The New York billionaire’s overture to black voters, asking them to defect from Democratic nominee Hillary Clinton and her party, which he said takes them for granted, was widely met with skepticism. In some quarters of black America, however, the message rang true — or at least gave pause.

“More and more blacks are saying, ’What do we really have to lose?’” said Bishop Patrick Lane Wooden Sr., pastor at the predominantly black Upper Room Church of God in Christ in Raleigh, North Carolina.

He echoed Mr. Trump’s appeal in recent weeks, which was ridiculed for its tone, when he said to black voters: “What the hell have you got to lose?”

The pastor said that he also agreed with Mr. Trump’s assertion that Mrs. Clinton was exploiting black voters.

“She makes a visit once every four years to get the people stirred up for their vote,” he said. “When she comes to speak to the black church, all of a sudden she has a Southern dialect and carries the hot sauce in her purse, which is demeaning and patronizing.”

The black vote could be crucial in several battleground states, including Florida, Michigan, Ohio, Pennsylvania and Virginia, where blacks account for between 12 percent and 22 percent of the population.

It is particularly important in North Carolina, which flipped from red to blue for then-Sen. Barack Obama in 2008 but flipped back to red for Republican Mitt Romney in 2012. The Tar Heel State population is 22 percent black.

“If blacks would act in our own self-interest, Trump would be our choice,” said Ada M. Fisher, a GOP national committeewoman from North Carolina who long has claimed bluntly that the Democratic Party has let blacks down and it’s time a Republican presidential candidate did the same.

“Our communities, which languish in poverty, crime and economic underdevelopment, are too often Democratic-controlled,” Ms. Fisher said. “When illegal immigrants move in, too often it is at the expense of our minority communities. So, as Mr. Trump stated, ’What in the hell have we got to lose?’”

Mr. Trump faces an uphill battle in wooing black voters. Before President Obama galvanized the black vote, Republican presidential candidates typically garnered 10 percent to 12 percent support from those voters.

The real estate tycoon’s support among black voters has ticked up as the polls tightened last week, but he still garners less than 10 percent black support in most polls.

Mrs. Clinton lacks Mr. Obama’s personal appeal as the first black president, but she is still attempting to recreate the coalition that includes black and Hispanic voters to counter Mr. Trump’s advantage with white voters.

Mrs. Clinton’s reliance on support from black voters prompted her to respond forcefully to Mr. Trump’s outreach. She launched a series of attacks, including TV ads, that accused Mr. Trump of being aligned with white supremacists, the Ku Klux Klan and neo-Nazis.

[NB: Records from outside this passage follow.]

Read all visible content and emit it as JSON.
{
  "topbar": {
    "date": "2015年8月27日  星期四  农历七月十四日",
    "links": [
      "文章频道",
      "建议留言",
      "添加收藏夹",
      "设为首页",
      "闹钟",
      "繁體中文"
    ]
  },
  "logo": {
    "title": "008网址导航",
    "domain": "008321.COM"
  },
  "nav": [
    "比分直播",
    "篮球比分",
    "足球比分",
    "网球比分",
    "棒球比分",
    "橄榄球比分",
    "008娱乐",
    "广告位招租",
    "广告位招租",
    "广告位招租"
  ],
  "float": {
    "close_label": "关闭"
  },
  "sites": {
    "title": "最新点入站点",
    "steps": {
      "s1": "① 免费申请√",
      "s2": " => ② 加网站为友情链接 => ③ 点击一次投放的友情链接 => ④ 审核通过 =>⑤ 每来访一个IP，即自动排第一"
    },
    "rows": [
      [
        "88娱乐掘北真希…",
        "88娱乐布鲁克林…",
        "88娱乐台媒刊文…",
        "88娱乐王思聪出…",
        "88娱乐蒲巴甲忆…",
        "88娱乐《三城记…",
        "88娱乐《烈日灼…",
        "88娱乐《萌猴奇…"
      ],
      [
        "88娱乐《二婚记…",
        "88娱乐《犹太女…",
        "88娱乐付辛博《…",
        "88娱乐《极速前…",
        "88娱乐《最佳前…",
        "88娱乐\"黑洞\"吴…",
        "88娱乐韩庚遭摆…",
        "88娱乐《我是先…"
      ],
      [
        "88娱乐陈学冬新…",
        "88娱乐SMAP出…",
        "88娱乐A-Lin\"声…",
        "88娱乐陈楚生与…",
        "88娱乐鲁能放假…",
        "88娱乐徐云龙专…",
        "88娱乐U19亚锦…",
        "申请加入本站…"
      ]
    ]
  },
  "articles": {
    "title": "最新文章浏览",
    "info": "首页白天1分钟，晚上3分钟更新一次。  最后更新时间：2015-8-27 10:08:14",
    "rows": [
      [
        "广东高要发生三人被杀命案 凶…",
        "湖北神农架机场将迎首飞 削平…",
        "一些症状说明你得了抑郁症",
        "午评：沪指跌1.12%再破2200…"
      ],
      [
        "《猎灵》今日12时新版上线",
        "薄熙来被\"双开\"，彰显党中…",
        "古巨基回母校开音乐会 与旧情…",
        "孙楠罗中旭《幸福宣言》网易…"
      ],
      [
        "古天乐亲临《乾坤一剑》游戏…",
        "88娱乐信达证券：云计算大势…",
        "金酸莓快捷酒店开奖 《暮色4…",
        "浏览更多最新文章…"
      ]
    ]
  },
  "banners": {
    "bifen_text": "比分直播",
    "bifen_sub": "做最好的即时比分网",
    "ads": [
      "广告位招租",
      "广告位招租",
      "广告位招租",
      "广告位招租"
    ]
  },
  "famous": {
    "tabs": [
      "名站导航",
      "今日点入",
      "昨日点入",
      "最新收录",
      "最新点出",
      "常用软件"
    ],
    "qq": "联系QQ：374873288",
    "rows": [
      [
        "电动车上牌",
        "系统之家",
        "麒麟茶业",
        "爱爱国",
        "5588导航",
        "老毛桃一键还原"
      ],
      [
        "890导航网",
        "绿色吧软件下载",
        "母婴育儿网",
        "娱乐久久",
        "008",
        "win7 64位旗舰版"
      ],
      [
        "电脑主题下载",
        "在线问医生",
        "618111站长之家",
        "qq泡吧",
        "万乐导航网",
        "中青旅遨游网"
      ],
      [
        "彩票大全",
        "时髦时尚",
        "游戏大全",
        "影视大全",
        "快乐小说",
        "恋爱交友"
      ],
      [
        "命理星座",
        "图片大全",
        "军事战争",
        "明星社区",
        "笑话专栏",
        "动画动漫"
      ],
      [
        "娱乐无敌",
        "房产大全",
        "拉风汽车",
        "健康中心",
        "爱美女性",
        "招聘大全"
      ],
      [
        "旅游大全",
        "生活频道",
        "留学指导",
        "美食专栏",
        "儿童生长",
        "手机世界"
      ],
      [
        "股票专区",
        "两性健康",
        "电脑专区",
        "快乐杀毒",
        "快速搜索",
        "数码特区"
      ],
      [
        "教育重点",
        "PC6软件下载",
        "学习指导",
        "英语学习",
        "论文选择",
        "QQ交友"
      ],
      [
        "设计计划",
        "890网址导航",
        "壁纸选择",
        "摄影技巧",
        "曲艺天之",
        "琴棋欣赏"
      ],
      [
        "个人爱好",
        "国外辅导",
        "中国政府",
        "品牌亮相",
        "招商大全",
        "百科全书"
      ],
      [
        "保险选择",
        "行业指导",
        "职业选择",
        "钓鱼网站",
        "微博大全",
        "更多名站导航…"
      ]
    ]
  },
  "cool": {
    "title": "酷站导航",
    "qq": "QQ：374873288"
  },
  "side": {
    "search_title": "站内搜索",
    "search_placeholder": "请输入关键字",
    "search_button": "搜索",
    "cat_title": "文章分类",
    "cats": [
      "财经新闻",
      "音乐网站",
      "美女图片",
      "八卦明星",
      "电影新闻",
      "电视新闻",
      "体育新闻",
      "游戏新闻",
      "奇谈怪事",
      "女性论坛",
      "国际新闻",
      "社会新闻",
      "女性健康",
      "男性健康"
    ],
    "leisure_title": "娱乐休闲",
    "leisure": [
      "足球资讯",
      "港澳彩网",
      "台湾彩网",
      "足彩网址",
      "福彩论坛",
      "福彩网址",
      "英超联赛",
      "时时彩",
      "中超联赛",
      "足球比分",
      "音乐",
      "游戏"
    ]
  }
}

At a black church in Detroit, Mr. Trump made his most impassioned appeal yet.

“We’re all brothers and sisters, and we’re all created by the same God. We must love each other and support each other, and we are in this all together. All together,” Mr. Trump said from the pulpit at Detroit’s Great Faith Ministries Church.

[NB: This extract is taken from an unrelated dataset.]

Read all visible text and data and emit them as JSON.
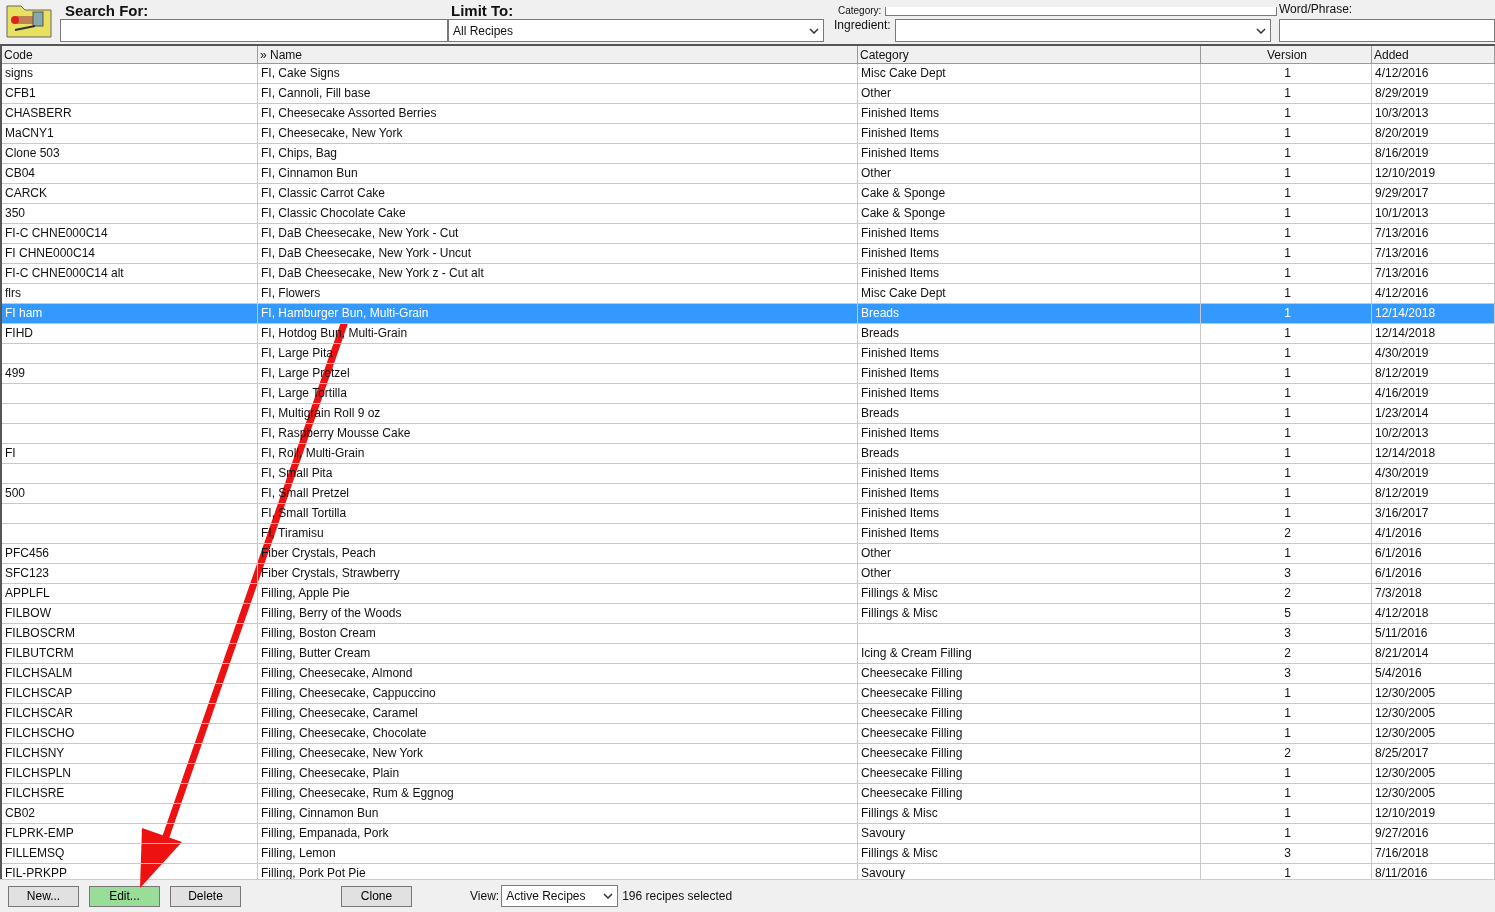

He called for an end to racial division in the country and a new civil rights agenda that would deliver better education, good-paying jobs and safer streets to inner-city neighborhoods.

“Our nation is too divided,” said the New York businessman. “We talk past each other, not to each other, and those who seek office do not do enough to step into the community and learn what is going on. They don’t know. They have no clue.”

“I’m here today to learn. So that we can together remedy injustice, in any form. And so that we can also remedy economics so that the African-American community can benefit economically through jobs and income and so many other different ways,” said Mr. Trump. 

The address was warmly received by the congregation despite protesters outside who denounced Mr. Trump as racist.

Before the service, Mr. Trump sat for a videotaped interview with the church’s pastor, Bishop Wayne T. Jackson. The interview will by broadcast Thursday on the church’s Impact Television Network.

Mr. Jackson said that the interview and Mr. Trump’s appearance at the service were not an endorsement.

Mr. Jackson praised Mr. Trump’s address to the congregation, which included Scripture verses, and said Mr. Trump could add the title of “preacher” to his resume. The bishop also presented Mr. Trump with a prayer shawl and a Bible.

Emory University professor Andra Gillespie, a fellow specializing in race and politics at the Joint Center for Political and Economic Studies, said Mr. Trump’s previous appeals to black voters often had the wrong tone.

“The tone has just been incredibly flip and condescending,” she said. “I think it has done more to repel black voters from Trump than it has done to attract them.”